Pour un géomètre ou un petit bureau d’études VRD travaillant sur des projets locaux (lotissements, voiries communales), Covadis reste un choix pertinent et économique dans un environnement AutoCAD déjà maîtrisé. Pour un bureau d’études de taille moyenne, déjà équipé Autodesk et travaillant sur des projets routiers ponctuels, Civil 3D conserve des atouts en termes de prise en main. Dès que le projet grandit — corridor autoroutier, contournement, ligne ferroviaire, programme multi-lots avec obligations BIM — OpenRoads Designer devient l’option la plus robuste, grâce à sa stabilité sur les grands modèles et à son écosystème d’infrastructure intégré.
Foire aux questions
Civil 3D et OpenRoads Designer sont-ils compatibles entre eux ?

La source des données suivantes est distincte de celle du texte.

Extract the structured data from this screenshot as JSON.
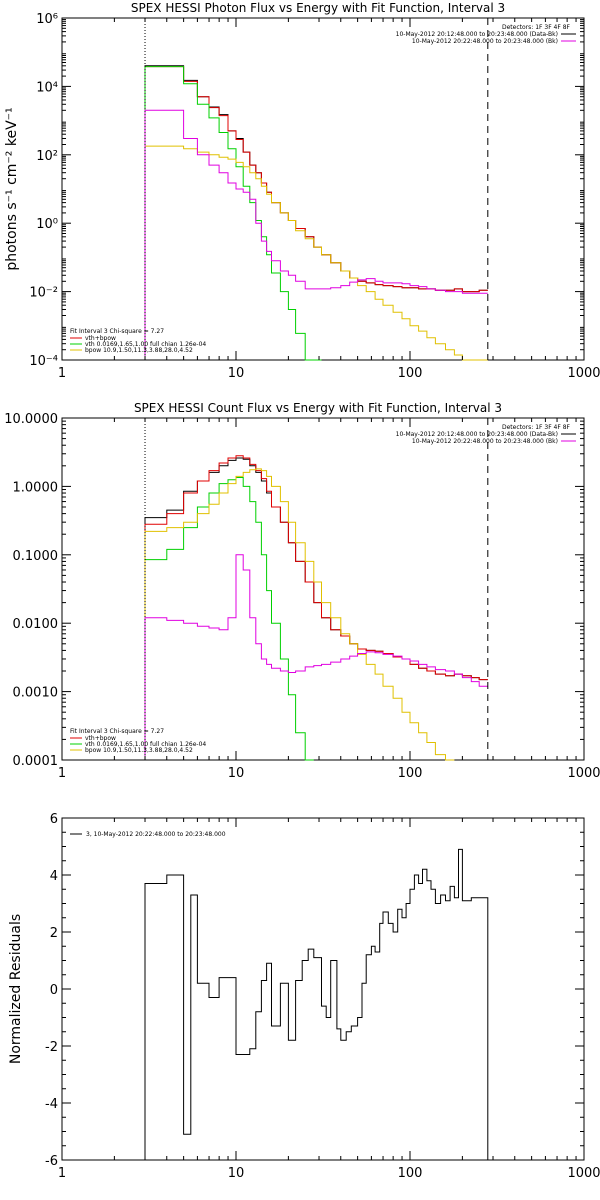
{
  "colors": {
    "total": "#000000",
    "sum": "#e00000",
    "vth": "#00d000",
    "bpow": "#e0c000",
    "bk": "#e000e0"
  },
  "detectors": "Detectors: 1F 3F 4F 8F",
  "chart_data": [
    {
      "type": "line",
      "title": "SPEX HESSI Photon Flux vs Energy with Fit Function, Interval 3",
      "ylabel": "photons s⁻¹ cm⁻² keV⁻¹",
      "xlabel": "",
      "x_scale": "log",
      "y_scale": "log",
      "xlim": [
        1,
        1000
      ],
      "ylim": [
        0.0001,
        1000000
      ],
      "xticks": [
        {
          "v": 1,
          "label": "1"
        },
        {
          "v": 10,
          "label": "10"
        },
        {
          "v": 100,
          "label": "100"
        },
        {
          "v": 1000,
          "label": "1000"
        }
      ],
      "yticks": [
        {
          "v": 0.0001,
          "label": "10⁻⁴"
        },
        {
          "v": 0.01,
          "label": "10⁻²"
        },
        {
          "v": 1,
          "label": "10⁰"
        },
        {
          "v": 100,
          "label": "10²"
        },
        {
          "v": 10000,
          "label": "10⁴"
        },
        {
          "v": 1000000,
          "label": "10⁶"
        }
      ],
      "vlines": [
        {
          "x": 3,
          "style": "dotted"
        },
        {
          "x": 280,
          "style": "dashed"
        }
      ],
      "legend_tr": [
        "10-May-2012 20:12:48.000 to 20:23:48.000 (Data-Bk)",
        "10-May-2012 20:22:48.000 to 20:23:48.000 (Bk)"
      ],
      "legend_bl": [
        "Fit Interval 3   Chi-square = 7.27",
        "vth+bpow",
        "vth 0.0169,1.65,1.00  full chian 1.26e-04",
        "bpow 10.9,1.50,11.3,3.88,28.0,4.52"
      ],
      "edges": [
        3,
        4,
        5,
        6,
        7,
        8,
        9,
        10,
        11,
        12,
        13,
        14,
        15,
        16,
        18,
        20,
        22,
        25,
        28,
        31,
        35,
        40,
        45,
        50,
        56,
        63,
        70,
        80,
        90,
        100,
        112,
        125,
        140,
        160,
        180,
        200,
        225,
        250,
        280
      ],
      "series": [
        {
          "name": "",
          "color": "#000000",
          "values": [
            40000,
            40000,
            15000,
            5000,
            2500,
            1500,
            500,
            300,
            120,
            50,
            30,
            15,
            8,
            4,
            2.0,
            1.2,
            0.7,
            0.4,
            0.2,
            0.12,
            0.07,
            0.04,
            0.025,
            0.02,
            0.018,
            0.016,
            0.015,
            0.014,
            0.013,
            0.013,
            0.012,
            0.012,
            0.011,
            0.011,
            0.012,
            0.01,
            0.01,
            0.011
          ]
        },
        {
          "name": "vth+bpow",
          "color": "#e00000",
          "values": [
            38000,
            38000,
            14000,
            5000,
            2400,
            1400,
            500,
            280,
            120,
            50,
            30,
            15,
            8,
            4,
            2.0,
            1.2,
            0.7,
            0.4,
            0.2,
            0.12,
            0.07,
            0.04,
            0.025,
            0.02,
            0.018,
            0.016,
            0.015,
            0.014,
            0.013,
            0.013,
            0.012,
            0.012,
            0.011,
            0.011,
            0.012,
            0.01,
            0.01,
            0.011
          ]
        },
        {
          "name": "vth",
          "color": "#00d000",
          "values": [
            38000,
            38000,
            12000,
            3000,
            1200,
            450,
            150,
            45,
            12,
            4,
            1.2,
            0.4,
            0.12,
            0.035,
            0.01,
            0.003,
            0.0006,
            0.0001,
            1e-05
          ]
        },
        {
          "name": "bpow",
          "color": "#e0c000",
          "values": [
            180,
            180,
            150,
            120,
            100,
            85,
            75,
            60,
            45,
            30,
            20,
            12,
            7,
            4,
            2.0,
            1.2,
            0.6,
            0.35,
            0.2,
            0.12,
            0.07,
            0.04,
            0.025,
            0.015,
            0.01,
            0.006,
            0.004,
            0.0025,
            0.0016,
            0.001,
            0.0007,
            0.00045,
            0.0003,
            0.0002,
            0.00014,
            0.0001,
            7e-05,
            5e-05
          ]
        },
        {
          "name": "Bk",
          "color": "#e000e0",
          "values": [
            2000,
            2000,
            300,
            100,
            50,
            30,
            15,
            10,
            8,
            5,
            1.0,
            0.3,
            0.15,
            0.08,
            0.04,
            0.03,
            0.02,
            0.012,
            0.012,
            0.012,
            0.013,
            0.015,
            0.019,
            0.022,
            0.024,
            0.02,
            0.018,
            0.018,
            0.017,
            0.015,
            0.014,
            0.012,
            0.011,
            0.01,
            0.01,
            0.009,
            0.009,
            0.009
          ]
        }
      ]
    },
    {
      "type": "line",
      "title": "SPEX HESSI Count Flux vs Energy with Fit Function, Interval 3",
      "ylabel": "",
      "xlabel": "",
      "x_scale": "log",
      "y_scale": "log",
      "xlim": [
        1,
        1000
      ],
      "ylim": [
        0.0001,
        10
      ],
      "xticks": [
        {
          "v": 1,
          "label": "1"
        },
        {
          "v": 10,
          "label": "10"
        },
        {
          "v": 100,
          "label": "100"
        },
        {
          "v": 1000,
          "label": "1000"
        }
      ],
      "yticks": [
        {
          "v": 0.0001,
          "label": "0.0001"
        },
        {
          "v": 0.001,
          "label": "0.0010"
        },
        {
          "v": 0.01,
          "label": "0.0100"
        },
        {
          "v": 0.1,
          "label": "0.1000"
        },
        {
          "v": 1,
          "label": "1.0000"
        },
        {
          "v": 10,
          "label": "10.0000"
        }
      ],
      "vlines": [
        {
          "x": 3,
          "style": "dotted"
        },
        {
          "x": 280,
          "style": "dashed"
        }
      ],
      "legend_tr": [
        "10-May-2012 20:12:48.000 to 20:23:48.000 (Data-Bk)",
        "10-May-2012 20:22:48.000 to 20:23:48.000 (Bk)"
      ],
      "legend_bl": [
        "Fit Interval 3   Chi-square = 7.27",
        "vth+bpow",
        "vth 0.0169,1.65,1.00  full chian 1.26e-04",
        "bpow 10.9,1.50,11.3,3.88,28.0,4.52"
      ],
      "edges": [
        3,
        4,
        5,
        6,
        7,
        8,
        9,
        10,
        11,
        12,
        13,
        14,
        15,
        16,
        18,
        20,
        22,
        25,
        28,
        31,
        35,
        40,
        45,
        50,
        56,
        63,
        70,
        80,
        90,
        100,
        112,
        125,
        140,
        160,
        180,
        200,
        225,
        250,
        280
      ],
      "series": [
        {
          "name": "",
          "color": "#000000",
          "values": [
            0.35,
            0.45,
            0.85,
            1.2,
            1.6,
            2.0,
            2.4,
            2.6,
            2.5,
            2.0,
            1.6,
            1.2,
            0.8,
            0.5,
            0.3,
            0.15,
            0.08,
            0.04,
            0.02,
            0.012,
            0.008,
            0.0065,
            0.005,
            0.0042,
            0.004,
            0.0039,
            0.0036,
            0.0032,
            0.003,
            0.0025,
            0.0022,
            0.002,
            0.0018,
            0.0017,
            0.0018,
            0.0017,
            0.0016,
            0.0015
          ]
        },
        {
          "name": "vth+bpow",
          "color": "#e00000",
          "values": [
            0.28,
            0.4,
            0.8,
            1.2,
            1.7,
            2.2,
            2.6,
            2.8,
            2.6,
            2.1,
            1.7,
            1.3,
            0.85,
            0.5,
            0.3,
            0.15,
            0.08,
            0.04,
            0.02,
            0.012,
            0.008,
            0.0065,
            0.005,
            0.0042,
            0.004,
            0.0039,
            0.0036,
            0.0032,
            0.003,
            0.0025,
            0.0022,
            0.002,
            0.0018,
            0.0017,
            0.0018,
            0.0017,
            0.0016,
            0.0015
          ]
        },
        {
          "name": "vth",
          "color": "#00d000",
          "values": [
            0.085,
            0.12,
            0.25,
            0.5,
            0.8,
            1.1,
            1.25,
            1.35,
            1.0,
            0.6,
            0.3,
            0.1,
            0.03,
            0.01,
            0.003,
            0.0009,
            0.00025,
            8e-05
          ]
        },
        {
          "name": "bpow",
          "color": "#e0c000",
          "values": [
            0.22,
            0.25,
            0.3,
            0.4,
            0.55,
            0.8,
            1.1,
            1.4,
            1.6,
            1.75,
            1.8,
            1.7,
            1.4,
            1.0,
            0.6,
            0.3,
            0.15,
            0.08,
            0.04,
            0.02,
            0.012,
            0.007,
            0.005,
            0.0035,
            0.0025,
            0.0018,
            0.0012,
            0.0008,
            0.0005,
            0.00035,
            0.00025,
            0.00018,
            0.00012,
            9e-05
          ]
        },
        {
          "name": "Bk",
          "color": "#e000e0",
          "values": [
            0.012,
            0.011,
            0.01,
            0.009,
            0.0085,
            0.008,
            0.012,
            0.1,
            0.06,
            0.012,
            0.005,
            0.003,
            0.0025,
            0.0022,
            0.002,
            0.0019,
            0.002,
            0.0023,
            0.0024,
            0.0025,
            0.0027,
            0.003,
            0.0033,
            0.0036,
            0.0038,
            0.0037,
            0.0035,
            0.0033,
            0.003,
            0.0028,
            0.0025,
            0.0023,
            0.0021,
            0.002,
            0.0018,
            0.0016,
            0.0014,
            0.0012
          ]
        }
      ]
    },
    {
      "type": "line",
      "title": "",
      "ylabel": "Normalized Residuals",
      "xlabel": "",
      "x_scale": "log",
      "y_scale": "linear",
      "xlim": [
        1,
        1000
      ],
      "ylim": [
        -6,
        6
      ],
      "xticks": [
        {
          "v": 1,
          "label": "1"
        },
        {
          "v": 10,
          "label": "10"
        },
        {
          "v": 100,
          "label": "100"
        },
        {
          "v": 1000,
          "label": "1000"
        }
      ],
      "yticks": [
        {
          "v": -6,
          "label": "-6"
        },
        {
          "v": -4,
          "label": "-4"
        },
        {
          "v": -2,
          "label": "-2"
        },
        {
          "v": 0,
          "label": "0"
        },
        {
          "v": 2,
          "label": "2"
        },
        {
          "v": 4,
          "label": "4"
        },
        {
          "v": 6,
          "label": "6"
        }
      ],
      "legend_tl": [
        "3, 10-May-2012 20:22:48.000 to 20:23:48.000"
      ],
      "edges": [
        3,
        4,
        5,
        5.5,
        6,
        7,
        8,
        9,
        10,
        12,
        13,
        14,
        15,
        16,
        18,
        20,
        22,
        24,
        26,
        28,
        31,
        33,
        35,
        38,
        40,
        43,
        46,
        50,
        53,
        56,
        60,
        63,
        67,
        70,
        75,
        80,
        85,
        90,
        95,
        100,
        106,
        112,
        118,
        125,
        132,
        140,
        150,
        160,
        170,
        180,
        190,
        200,
        225,
        250,
        280
      ],
      "series": [
        {
          "name": "",
          "color": "#000000",
          "values": [
            3.7,
            4.0,
            -5.1,
            3.3,
            0.2,
            -0.3,
            0.4,
            0.4,
            -2.3,
            -2.1,
            -0.8,
            0.3,
            0.9,
            -1.3,
            0.2,
            -1.8,
            0.3,
            1.0,
            1.4,
            1.1,
            -0.6,
            -1.0,
            1.0,
            -1.4,
            -1.8,
            -1.5,
            -1.3,
            -1.0,
            0.2,
            1.2,
            1.5,
            1.3,
            2.3,
            2.7,
            2.3,
            2.0,
            2.8,
            2.5,
            3.0,
            3.5,
            4.0,
            3.7,
            4.2,
            3.8,
            3.5,
            3.0,
            3.3,
            3.1,
            3.6,
            3.2,
            4.9,
            3.1,
            3.2,
            3.2
          ]
        }
      ]
    }
  ]
}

Oui, dans une certaine mesure. Les deux logiciels échangent des données via les formats DWG, IFC et LandXML. En revanche, les objets intelligents propres à chaque plateforme (objets civils Civil 3D, éléments paramétriques OpenRoads) ne se transfèrent pas avec toute leur intelligence métier : un modèle importé conserve sa géométrie mais perd une partie de ses règles de conception d’origine.Covadis peut-il gérer un projet BIM à grande échelle ?
Covadis peut produire des livrables IFC et s’inscrire dans une démarche BIM, mais il reste architecturé comme une extension d’AutoCAD plutôt que comme une plateforme BIM native. Sur des programmes multidisciplinaires de grande ampleur, cette architecture atteint plus vite ses limites que celle d’OpenRoads Designer. Il est à noter qu’OpenRoads Designer supporte sans difficulté les “activeurs d’objets” (Objects Enablers) nécessaires à la visualisation des objets Civil 3D hors de cette application.Pourquoi choisir OpenRoads Designer plutôt que Civil 3D pour un grand projet d’infrastructure ?

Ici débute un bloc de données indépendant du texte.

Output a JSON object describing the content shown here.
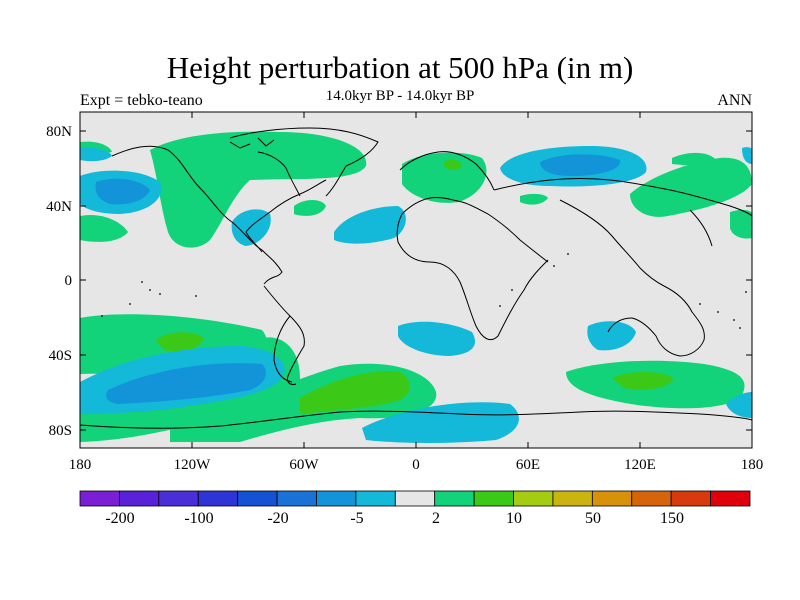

Principalement pour trois raisons : la stabilité du logiciel sur de très grands modèles linéaires, l’interopérabilité native avec l’écosystème BIM Bentley (MicroStation, OpenBuildings, i-models), et la capacité à maintenir un modèle unique, cohérent, du concept jusqu’à la construction. Ces atouts pèsent d’autant plus lourd que le projet est long, complexe et multidisciplinaire.